Last night's reading was lovely, even cathartic. We had a dozen people in the audience, which felt like a crowd in the little gallery, and to sit and read with Gibson and Betsy, to play off each other's work, was a deep pleasure. We read in three acts--Desire, Grief, Giving--but didn't look at each other's choices beforehand, so any synchronicity or contrast was accidental and vibrating. Many of the audience members were poets, some of whom I knew very well, and that was lovely too--a true sense of community and careful attention. The night was a really, really good return to in-person poetry.

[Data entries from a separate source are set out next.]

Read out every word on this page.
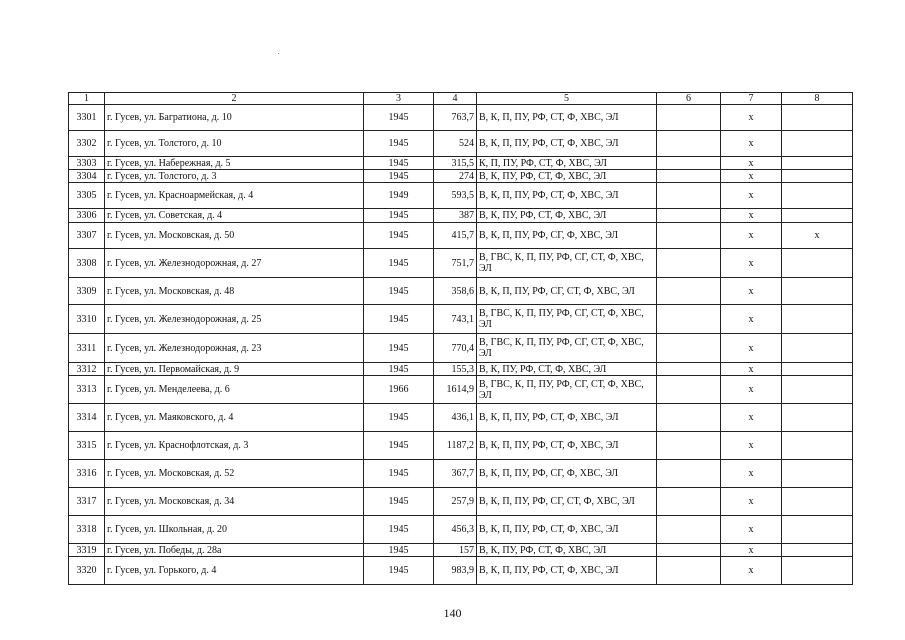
1	2	3	4	5	6	7	8
3301	г. Гусев, ул. Багратиона, д. 10	1945	763,7	В, К, П, ПУ, РФ, СТ, Ф, ХВС, ЭЛ		х	
3302	г. Гусев, ул. Толстого, д. 10	1945	524	В, К, П, ПУ, РФ, СТ, Ф, ХВС, ЭЛ		х	
3303	г. Гусев, ул. Набережная, д. 5	1945	315,5	К, П, ПУ, РФ, СТ, Ф, ХВС, ЭЛ		х	
3304	г. Гусев, ул. Толстого, д. 3	1945	274	В, К, ПУ, РФ, СТ, Ф, ХВС, ЭЛ		х	
3305	г. Гусев, ул. Красноармейская, д. 4	1949	593,5	В, К, П, ПУ, РФ, СТ, Ф, ХВС, ЭЛ		х	
3306	г. Гусев, ул. Советская, д. 4	1945	387	В, К, ПУ, РФ, СТ, Ф, ХВС, ЭЛ		х	
3307	г. Гусев, ул. Московская, д. 50	1945	415,7	В, К, П, ПУ, РФ, СГ, Ф, ХВС, ЭЛ		х	х
3308	г. Гусев, ул. Железнодорожная, д. 27	1945	751,7	В, ГВС, К, П, ПУ, РФ, СГ, СТ, Ф, ХВС, ЭЛ		х	
3309	г. Гусев, ул. Московская, д. 48	1945	358,6	В, К, П, ПУ, РФ, СГ, СТ, Ф, ХВС, ЭЛ		х	
3310	г. Гусев, ул. Железнодорожная, д. 25	1945	743,1	В, ГВС, К, П, ПУ, РФ, СГ, СТ, Ф, ХВС, ЭЛ		х	
3311	г. Гусев, ул. Железнодорожная, д. 23	1945	770,4	В, ГВС, К, П, ПУ, РФ, СГ, СТ, Ф, ХВС, ЭЛ		х	
3312	г. Гусев, ул. Первомайская, д. 9	1945	155,3	В, К, ПУ, РФ, СТ, Ф, ХВС, ЭЛ		х	
3313	г. Гусев, ул. Менделеева, д. 6	1966	1614,9	В, ГВС, К, П, ПУ, РФ, СГ, СТ, Ф, ХВС, ЭЛ		х	
3314	г. Гусев, ул. Маяковского, д. 4	1945	436,1	В, К, П, ПУ, РФ, СТ, Ф, ХВС, ЭЛ		х	
3315	г. Гусев, ул. Краснофлотская, д. 3	1945	1187,2	В, К, П, ПУ, РФ, СТ, Ф, ХВС, ЭЛ		х	
3316	г. Гусев, ул. Московская, д. 52	1945	367,7	В, К, П, ПУ, РФ, СГ, Ф, ХВС, ЭЛ		х	
3317	г. Гусев, ул. Московская, д. 34	1945	257,9	В, К, П, ПУ, РФ, СГ, СТ, Ф, ХВС, ЭЛ		х	
3318	г. Гусев, ул. Школьная, д. 20	1945	456,3	В, К, П, ПУ, РФ, СТ, Ф, ХВС, ЭЛ		х	
3319	г. Гусев, ул. Победы, д. 28а	1945	157	В, К, ПУ, РФ, СТ, Ф, ХВС, ЭЛ		х	
3320	г. Гусев, ул. Горького, д. 4	1945	983,9	В, К, П, ПУ, РФ, СТ, Ф, ХВС, ЭЛ		х	
140
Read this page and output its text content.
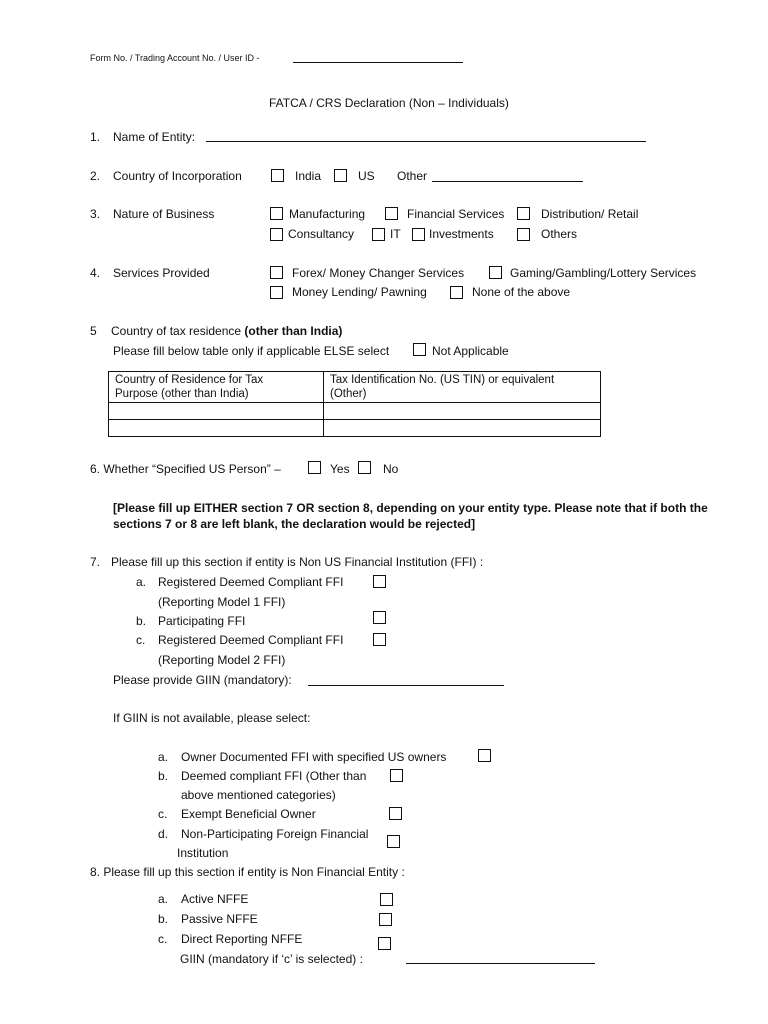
Form No. / Trading Account No. / User ID -
FATCA / CRS Declaration (Non – Individuals)
1. Name of Entity:
2. Country of Incorporation	India	US Other
3. Nature of Business	Manufacturing	Financial Services	Distribution/ Retail
Consultancy	IT Investments	Others
4. Services Provided	Forex/ Money Changer Services	Gaming/Gambling/Lottery Services
Money Lending/ Pawning	None of the above
5 Country of tax residence (other than India)
Please fill below table only if applicable ELSE select	Not Applicable
Country of Residence for Tax
Purpose (other than India)	Tax Identification No. (US TIN) or equivalent
(Other)

6. Whether “Specified US Person” –	Yes	No
[Please fill up EITHER section 7 OR section 8, depending on your entity type. Please note that if both the
sections 7 or 8 are left blank, the declaration would be rejected]
7. Please fill up this section if entity is Non US Financial Institution (FFI) :
a. Registered Deemed Compliant FFI
(Reporting Model 1 FFI)
b. Participating FFI
c. Registered Deemed Compliant FFI
(Reporting Model 2 FFI)
Please provide GIIN (mandatory):
If GIIN is not available, please select:
a. Owner Documented FFI with specified US owners
b. Deemed compliant FFI (Other than
above mentioned categories)
c. Exempt Beneficial Owner
d. Non-Participating Foreign Financial
Institution
8. Please fill up this section if entity is Non Financial Entity :
a. Active NFFE
b. Passive NFFE
c. Direct Reporting NFFE
GIIN (mandatory if ‘c’ is selected) :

So, today. Trash day. Vacuuming day. Getting-Christmas-presents-into-the-mail day. Also, examine-the-drafts-I've-written-this-week day. Over the course of my little retreat, I've made four new pieces and done some serious thinking about what could be a small craft essay about sentence versus fragment. I don't know if that will get written, but I'm glad to have done the thinking, and I'm considering, too, how it might fit into a future generative writing class.
And the word histoire is now in my head . . . the French word for "story," which, for English speakers, also carries the connotation of "history." Truth merged with invention. I feel that is what I've been writing lately: histoires.
1 comment:
Pre-sign me up for any class that works on the fine details of craft. I am ready to "level up" in my work!
And histoires. Yes. (I'm nodding contemplatively, but you can't see that.)